Documentation Portal
PDC 2.0 introduces a dedicated documentation and guidance portal (accessible from the Documentation feature card on the PDC home page) to support researchers at every level of expertise. The following is a summary of what is currently available at the documentation portal.
| User Guides | Core portal features, Clinical data and cohort exploration, protein expression heatmap visualization, PDC Data Download Client, multi-omic data discovery, and cloud-based data analysis workflows. |
| Tutorials | Creating cohorts for download, exploring clinical attributes, using manifest files, protein-level analysis across multiple studies, gene-level aggregation, filter behavior and zero count interpretation, automated data access through the API, and more. |
| PDC Data Processes | PDC data harmonization procedures, data types, and file formats. |
| Data Submission | Submission policies, request procedures, submission templates, tutorial, and workspace features overview. |
| API & Developer Resources | Full API reference (endpoint descriptions, query parameters, response formats, and authentication procedures), sample code, schema documents, and best-practice guidance for automated data retrieval and integration into external workflows. |
| Release Notes | Version history for PDC data and software. |
Common Data Analysis Pipeline for DIA Data
With PDC 2.0 also comes the launch of a new Common Data Analysis Pipeline (CDAP) for DIA mass spectrometry data, developed in collaboration with the MacCoss Lab at the University of Washington.
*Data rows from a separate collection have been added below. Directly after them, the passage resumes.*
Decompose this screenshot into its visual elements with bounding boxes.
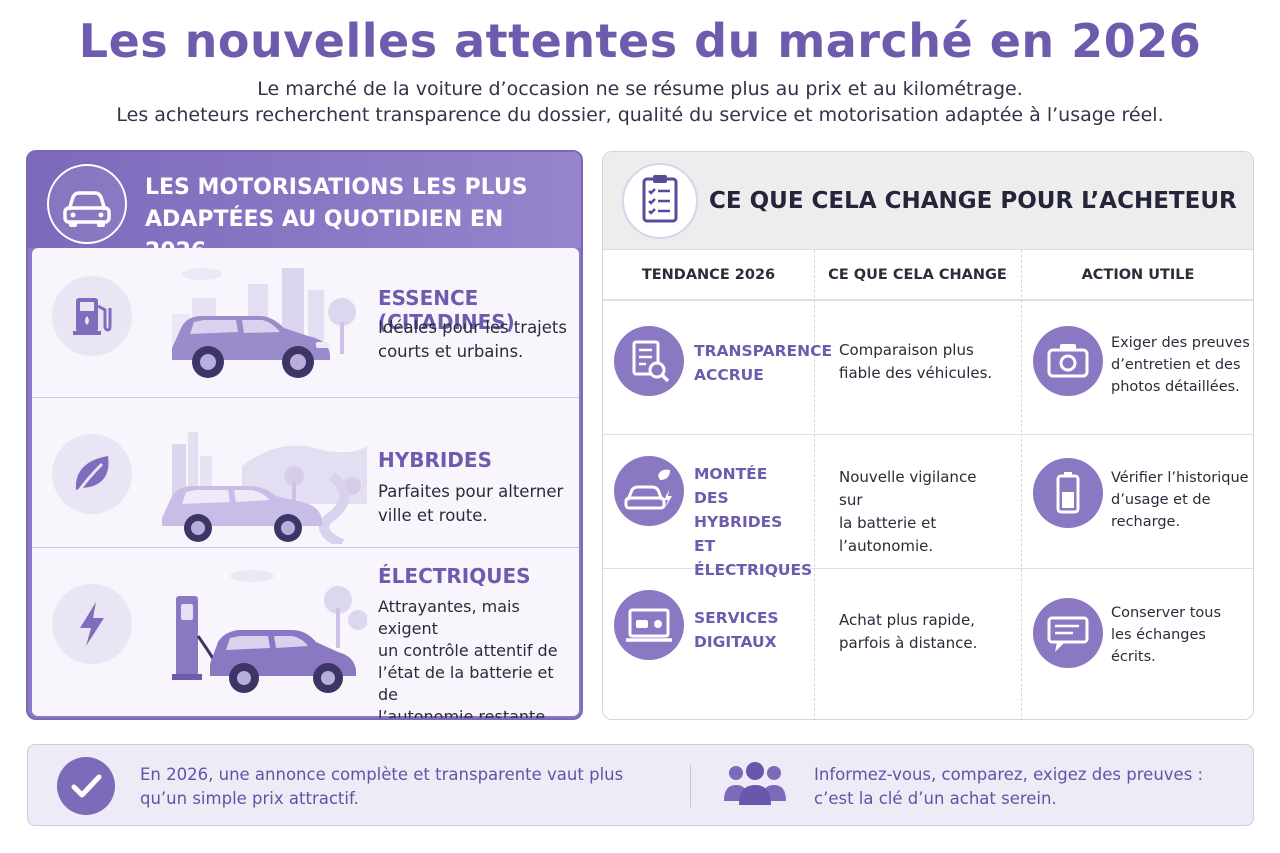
car-icon [47, 164, 127, 244]
trend-line: ACCRUE [694, 366, 764, 384]
people-group-icon [722, 757, 788, 815]
list-item-hybrides: HYBRIDES Parfaites pour alterner ville e… [32, 398, 579, 548]
page-title: Les nouvelles attentes du marché en 2026 [78, 14, 1202, 68]
motorisations-title-line1: LES MOTORISATIONS LES PLUS [145, 175, 528, 200]
action-text: Conserver tous les échanges écrits. [1111, 602, 1251, 668]
fuel-pump-icon [52, 276, 132, 356]
leaf-icon [52, 434, 132, 514]
action-text: Exiger des preuves d’entretien et des ph… [1111, 332, 1251, 398]
charging-car-illustration [132, 556, 367, 706]
essence-desc-line1: Idéales pour les trajets [378, 318, 567, 337]
action-line: Exiger des preuves [1111, 335, 1250, 351]
camera-icon [1033, 326, 1103, 396]
document-search-icon [614, 326, 684, 396]
hybrides-title: HYBRIDES [378, 448, 492, 472]
footer-message-right: Informez-vous, comparez, exigez des preu… [814, 763, 1203, 811]
electriques-desc-line2: un contrôle attentif de [378, 641, 558, 660]
motorisations-panel-header: LES MOTORISATIONS LES PLUS ADAPTÉES AU Q… [28, 152, 581, 264]
page-subtitle-line1: Le marché de la voiture d’occasion ne se… [257, 78, 1023, 100]
city-car-illustration [132, 256, 367, 394]
laptop-icon [614, 590, 684, 660]
action-line: Conserver tous [1111, 605, 1221, 621]
change-line: Achat plus rapide, [839, 611, 975, 629]
row-divider [603, 300, 1253, 301]
hybrides-desc-line2: ville et route. [378, 506, 488, 525]
trend-label: MONTÉE DES HYBRIDES ET ÉLECTRIQUES [694, 462, 812, 582]
acheteur-panel-header: CE QUE CELA CHANGE POUR L’ACHETEUR [603, 152, 1253, 250]
row-divider [603, 568, 1253, 569]
action-line: d’entretien et des [1111, 357, 1241, 373]
road-car-illustration [132, 406, 367, 544]
motorisations-panel: LES MOTORISATIONS LES PLUS ADAPTÉES AU Q… [26, 150, 583, 720]
change-line: la batterie et [839, 514, 937, 532]
column-divider [1021, 250, 1022, 719]
hybrides-desc-line1: Parfaites pour alterner [378, 482, 564, 501]
checkmark-icon [57, 757, 115, 815]
acheteur-panel: CE QUE CELA CHANGE POUR L’ACHETEUR TENDA… [602, 151, 1254, 720]
list-item-electriques: ÉLECTRIQUES Attrayantes, mais exigent un… [32, 548, 579, 718]
footer-right-line2: c’est la clé d’un achat serein. [814, 789, 1057, 808]
change-text: Comparaison plus fiable des véhicules. [839, 339, 999, 385]
page-subtitle-line2: Les acheteurs recherchent transparence d… [116, 104, 1164, 126]
essence-description: Idéales pour les trajets courts et urbai… [378, 316, 573, 364]
lightning-icon [52, 584, 132, 664]
column-header-tendance: TENDANCE 2026 [603, 250, 814, 300]
hybrides-description: Parfaites pour alterner ville et route. [378, 480, 573, 528]
electric-car-icon [614, 456, 684, 526]
trend-label: SERVICES DIGITAUX [694, 606, 812, 654]
change-line: Nouvelle vigilance sur [839, 468, 977, 509]
trend-line: TRANSPARENCE [694, 342, 833, 360]
action-line: les échanges [1111, 627, 1206, 643]
change-line: l’autonomie. [839, 537, 934, 555]
trend-label: TRANSPARENCE ACCRUE [694, 339, 833, 387]
trend-line: DES HYBRIDES [694, 489, 783, 531]
action-line: Vérifier l’historique [1111, 470, 1249, 486]
footer-left-line1: En 2026, une annonce complète et transpa… [140, 765, 624, 784]
action-line: écrits. [1111, 649, 1156, 665]
trend-line: MONTÉE [694, 465, 768, 483]
trend-line: DIGITAUX [694, 633, 777, 651]
action-line: recharge. [1111, 514, 1181, 530]
column-header-action: ACTION UTILE [1021, 250, 1253, 300]
trend-line: SERVICES [694, 609, 779, 627]
electriques-description: Attrayantes, mais exigent un contrôle at… [378, 596, 573, 720]
footer-divider [690, 765, 691, 807]
trend-line: ET ÉLECTRIQUES [694, 537, 813, 579]
action-line: d’usage et de [1111, 492, 1211, 508]
essence-desc-line2: courts et urbains. [378, 342, 524, 361]
column-divider [814, 250, 815, 719]
change-text: Nouvelle vigilance sur la batterie et l’… [839, 466, 999, 558]
acheteur-panel-title: CE QUE CELA CHANGE POUR L’ACHETEUR [709, 188, 1237, 214]
change-line: fiable des véhicules. [839, 364, 993, 382]
battery-icon [1033, 458, 1103, 528]
essence-title: ESSENCE (CITADINES) [378, 286, 515, 334]
footer-right-line1: Informez-vous, comparez, exigez des preu… [814, 765, 1204, 784]
clipboard-checklist-icon [622, 163, 698, 239]
electriques-desc-line3: l’état de la batterie et de [378, 663, 554, 704]
action-line: photos détaillées. [1111, 379, 1240, 395]
electriques-desc-line1: Attrayantes, mais exigent [378, 597, 520, 638]
chat-message-icon [1033, 598, 1103, 668]
footer-message-left: En 2026, une annonce complète et transpa… [140, 763, 623, 811]
footer-banner: En 2026, une annonce complète et transpa… [27, 744, 1254, 826]
column-header-change: CE QUE CELA CHANGE [814, 250, 1021, 300]
motorisations-list: ESSENCE (CITADINES) Idéales pour les tra… [32, 248, 579, 718]
row-divider [603, 434, 1253, 435]
change-text: Achat plus rapide, parfois à distance. [839, 609, 999, 655]
list-item-essence: ESSENCE (CITADINES) Idéales pour les tra… [32, 248, 579, 398]
electriques-desc-line4: l’autonomie restante. [378, 707, 551, 720]
footer-left-line2: qu’un simple prix attractif. [140, 789, 359, 808]
action-text: Vérifier l’historique d’usage et de rech… [1111, 467, 1251, 533]
change-line: parfois à distance. [839, 634, 978, 652]
change-line: Comparaison plus [839, 341, 974, 359]
electriques-title: ÉLECTRIQUES [378, 564, 531, 588]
The pipeline supports both Thermo DIA and Bruker diaPASEF workflows and integrates established tools such as Carafe, EncyclopeDIA, DIA-NN, and Skyline to provide robust peptide-centric searches and unified quantification.
The DIA CDAP processes raw mass spectrometry data in four major stages:
- Standardization: Conversion of spectral files to a standard format.
- Peptide-centric searches: Perform individual file searches with EncyclopeDIA (with Carafe-generated spectral libraries) for Thermo DIA data, and DIA-NN for Bruker diaPASEF data.
- Search result consolidation: Results from individual file searches are combined and statistically validated to generate FDR controlled chromatogram library.
- Quantification and Visualization: Imports the chromatogram library into Skyline to define peak boundaries and transitions for quantification and visualization of results.
The Future of the PDC
PDC 2.0 represents a significant improvement to the platform’s usability, analytical capabilities, and multi-omic integration. Dr. Xu Zhang, lead for the PDC project commented, “These updates are a step forward for researchers working with large-scale proteomic datasets. PDC 2.0 lowers barriers for users, making it easier to integrate proteomic data into broader multi-omic cancer research.”